Tre le tappe fondamentali:

-          completare l’autonomia degli istituti scolastici e la revisione dei suoi organi di governo. Ad essi va attribuito un maggiore spazio nella gestione delle risorse umane e finanziarie ed una maggiore responsabilità nei confronti dei risultati. Lo Stato deve indirizzare (definizione degli standard) e controllare, le Regioni devono programmare il servizio nei rispettivi territori, le Scuole, alle quali è stata data rilevanza costituzionale, devono mettere in campo l’offerta formativa e provvedere, anche in rete tra di loro, alla sua continua qualificazione;

-          costruire una sistema delle autonomie sul territorio, per evitare che le singole realtà scolastiche rischino la polverizzazione (anche se questo è sempre meno possibile date le dimensioni sempre più grandi) e per inserirle a pieno titolo, quello della mission educativa, di istruzione e formazione, nell’ambito dei servizi che vengono organizzati a livello territoriale.
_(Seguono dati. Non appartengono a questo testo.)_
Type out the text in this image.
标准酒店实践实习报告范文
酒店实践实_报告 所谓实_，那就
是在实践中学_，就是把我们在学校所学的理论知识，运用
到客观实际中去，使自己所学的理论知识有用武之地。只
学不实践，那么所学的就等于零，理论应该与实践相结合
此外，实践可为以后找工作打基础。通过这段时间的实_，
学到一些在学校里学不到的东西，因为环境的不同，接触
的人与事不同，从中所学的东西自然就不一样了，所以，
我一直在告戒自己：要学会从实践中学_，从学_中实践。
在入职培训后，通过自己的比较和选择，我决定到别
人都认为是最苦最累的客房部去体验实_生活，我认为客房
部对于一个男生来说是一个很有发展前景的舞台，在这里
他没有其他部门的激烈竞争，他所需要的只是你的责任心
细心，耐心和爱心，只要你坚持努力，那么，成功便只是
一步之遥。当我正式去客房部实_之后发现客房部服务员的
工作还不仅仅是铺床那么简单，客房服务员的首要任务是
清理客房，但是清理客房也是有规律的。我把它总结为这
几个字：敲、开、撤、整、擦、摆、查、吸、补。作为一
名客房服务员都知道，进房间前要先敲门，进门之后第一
Esse hanno bisogno di stare in collegamento tra di loro ed avere una propria rappresentanza riconosciuta per quanto riguarda la loro partecipazione alla politica scolastica ai diversi livelli, ma contemporaneamente devono poter partecipare allo sviluppo del territorio stesso;

-           politiche del personale, dove rivedere i diritti e i doveri, i percorsi formativi, l’organizzazione flessibile degli organici di istituto. Stato giuridico, assunzione e  contratto nazionali, “dipendenza funzionale” a livello regionale con contrattazione integrativa, gestione a livello di unità scolastica o di reti. Valorizzazione di luoghi professionali, previsti nella programmazione regionale, per il sostegno alla formazione in servizio, con compiti inerenti la documentazione e la ricerca, in collaborazione con università, agenzie specialistiche, associazioni professionali. Non si vuole qui entrare nei dettagli, ma certamente andranno regolamentate le modalità di ingresso, anche in base all’articolazione delle competenze, la mobilità, l’organizzazione del lavoro e la valorizzazione delle professionalità.

 

In questi ultimi anni si è cercato di introdurre ovunque nel nostro sistema elementi di competitività, ma se questo è accompagnato da una sottrazione di risorse lo si condanna alla dispersione, che non sarà certo arrestata da un utilizzo più diffuso dell’apprendistato, mentre in un sistema inclusivo le risorse vanno ottimizzate, non si esclude l’eccellenza ma si guarda all’equità. E’ necessario mettere mano al decentramento, ad un’organizzazione flessibile, a dare risposte reali alle esigenze del territorio per poter “collocare nel mondo”.  E’ forse quest’ultima strada quella in grado di coniugare la salvaguardia dei diritti con il raggiungimento dei risultati.